18  Introduction to testing code for data science

Learning Objectives

  1. Fully specify a function and write comprehensive tests against the specification.
  2. Reproducibly generate test data (e.g., data frames, models, plots).
  3. Discuss the observability of unit outputs in data science (e.g., plot objects), and how this should be taken into account when designing software.
  4. Explain why test-driven development (TDD) affords testability
  5. Use exceptions when writing code.
  6. Test if a function is throwing an exception when it should, and that is does not do so when it shouldn’t.
  7. Evaluate test suite quality.

How do we ensure our code works as expected? That the code outputs are what we expect, and our code handles user errors in expected ways. We test it! Tests help to increase the robustness and trustworthiness of your code. In this chapter we will introduce formal software testing concepts and practices that are applicable to data science.

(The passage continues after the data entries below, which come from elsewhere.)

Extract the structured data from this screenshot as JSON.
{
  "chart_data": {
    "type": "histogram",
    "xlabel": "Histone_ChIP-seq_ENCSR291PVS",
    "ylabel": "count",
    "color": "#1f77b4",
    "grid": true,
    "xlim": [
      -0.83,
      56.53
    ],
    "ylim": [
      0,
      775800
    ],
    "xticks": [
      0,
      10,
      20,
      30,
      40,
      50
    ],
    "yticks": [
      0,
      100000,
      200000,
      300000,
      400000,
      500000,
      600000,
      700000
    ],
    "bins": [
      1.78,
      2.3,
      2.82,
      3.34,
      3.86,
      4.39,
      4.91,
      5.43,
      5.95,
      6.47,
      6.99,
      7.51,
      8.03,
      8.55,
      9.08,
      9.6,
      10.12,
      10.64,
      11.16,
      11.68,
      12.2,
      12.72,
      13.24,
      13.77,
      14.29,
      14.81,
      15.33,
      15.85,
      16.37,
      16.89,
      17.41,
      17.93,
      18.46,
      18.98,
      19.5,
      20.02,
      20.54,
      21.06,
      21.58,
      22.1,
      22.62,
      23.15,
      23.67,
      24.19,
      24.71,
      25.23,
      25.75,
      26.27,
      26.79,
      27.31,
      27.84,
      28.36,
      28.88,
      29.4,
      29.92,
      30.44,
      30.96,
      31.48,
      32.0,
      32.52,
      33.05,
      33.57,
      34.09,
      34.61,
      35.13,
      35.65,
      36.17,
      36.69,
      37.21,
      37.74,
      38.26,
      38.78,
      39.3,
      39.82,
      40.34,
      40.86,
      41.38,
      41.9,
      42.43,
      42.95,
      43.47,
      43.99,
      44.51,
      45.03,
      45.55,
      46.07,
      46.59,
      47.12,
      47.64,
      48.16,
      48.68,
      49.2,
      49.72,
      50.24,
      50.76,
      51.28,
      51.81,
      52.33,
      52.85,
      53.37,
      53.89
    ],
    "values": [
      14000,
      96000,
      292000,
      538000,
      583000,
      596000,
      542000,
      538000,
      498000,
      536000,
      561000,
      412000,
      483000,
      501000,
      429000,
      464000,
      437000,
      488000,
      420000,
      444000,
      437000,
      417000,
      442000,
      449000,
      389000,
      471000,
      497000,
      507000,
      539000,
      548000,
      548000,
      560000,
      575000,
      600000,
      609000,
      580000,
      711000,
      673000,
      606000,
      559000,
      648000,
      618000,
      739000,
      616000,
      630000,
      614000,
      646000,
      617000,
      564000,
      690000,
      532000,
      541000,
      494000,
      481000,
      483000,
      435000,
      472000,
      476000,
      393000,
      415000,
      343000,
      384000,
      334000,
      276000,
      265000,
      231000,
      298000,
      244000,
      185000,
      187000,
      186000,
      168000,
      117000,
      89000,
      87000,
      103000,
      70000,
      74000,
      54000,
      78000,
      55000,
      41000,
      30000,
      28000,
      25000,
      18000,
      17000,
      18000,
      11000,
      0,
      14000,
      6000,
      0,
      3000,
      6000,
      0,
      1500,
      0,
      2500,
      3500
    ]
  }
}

The first concept we will consider is testability. Testability is defined as the degree to which a system or component facilitates the establishment of test objectives and the execution of tests to determine whether those objectives have been achieved. In order to be successful, a test needs to be able to execute the code you wish to test, in a way that can trigger a defect that will propagate an incorrect result to a program point where it can be checked against the expected behaviour. From this, we can derive four high-level properties required for effective test writing and execution. These are controllability, observability, isolateablilty, and automatability.

  • controllability: the code under test needs to be able to be programmatically controlled
  • observability: the outcome of the code under test needs to be able to be verified
  • isolateablilty: the code under test needs to be able to be validated on its own
  • automatability: the tests should be able to be executed automatically

Source: CPSC 310 & CPSC 410 class notes from Reid Holmes, UBC]

Functions are individual units of code that perform a specific task. They are useful for increasing code modularity - this helps with reusability and readability. Functions also are critical in ensuring our code is testable by facilitating that our code has the four high-level properties required for effective test writing and execution introduced above. Functions allow our code to be controlled and automated (we can execute it by calling the function) and if we write our functions using best practices (e.g., functions do just one and they typically return an object) then our code is also isolateable and observable.

When should you write a function? Is it just when you start re-writing code for the second or third time? No, actually most code you write should be a function, as that helps with testability. You can even write your tests before you write your function, you just have to have planned what function inputs and outputs to expect. Writing your tests before implementing your function can even improve your productivity (Erdogmus, Morisio, and Torchiano 2005)! In software engineering, writting your tests before your functions is called “Test Driven Development” (Becker 2002).

What kinds of tests do we write for our functions? I like to think about three broad categories of tests, and then write 2-3 tests for each (or more if the function is complex):

  1. Simple expected use cases
  2. Edge cases (unexpected, or rare use cases)
  3. Abnormal, error or adversarial use cases.

We will walk through some specific examples of each of these later in this chapter.

How many tests do we write? There is no concrete answer to this question. It is finding the right balance between having enough test cases that you cover a variety of the possible uses cases of your function, ensuring that the correct behaviour occurs in each of these, without spending too much time on writing tests. As with many functions, the possible ways a function could be used, and the many resultant outputs from it means that it is often impossible to test everything.

18.1 Workflow for writing functions and tests for data science

How should we get started writing functions and tests for data science? There are many ways one could proceed, however some paths will be more efficient and less error-prone, and more robust than others. Borrowing from software development best practices, one recommended workflow is shown below:

  1. Write the function specifications and documentation - but do not implement the function. This means that you will have an empty function, that specifies and documents what the name of the function is, what arguments it takes, and what it returns.

  2. Plan the test cases and document them. Your tests should assess whether the function works as expected when given correct inputs, as well as that it behaves as expected when given incorrect inputs (e.g., throws an error when the wrong type is given for an argument). For the cases of correct inputs, you will want to test the top, middle and bottom range of these, as well as all possible combinations of argument inputs possible. Also, the test data should be as simple and tractable as possible while still being able to assess your function.

  3. Create test data that is useful for assessing whether your function works as expected. In data science, you likely need to create both the data that you would provide as inputs to your function, as well as the data that you would expect your function to return.

  4. Write the tests to evaluate your function based on the planned test cases and test data.

  5. Implement the function by writing the needed code in the function body to pass the tests.

  6. Iterate between steps 2-5 to improve the test coverage and function.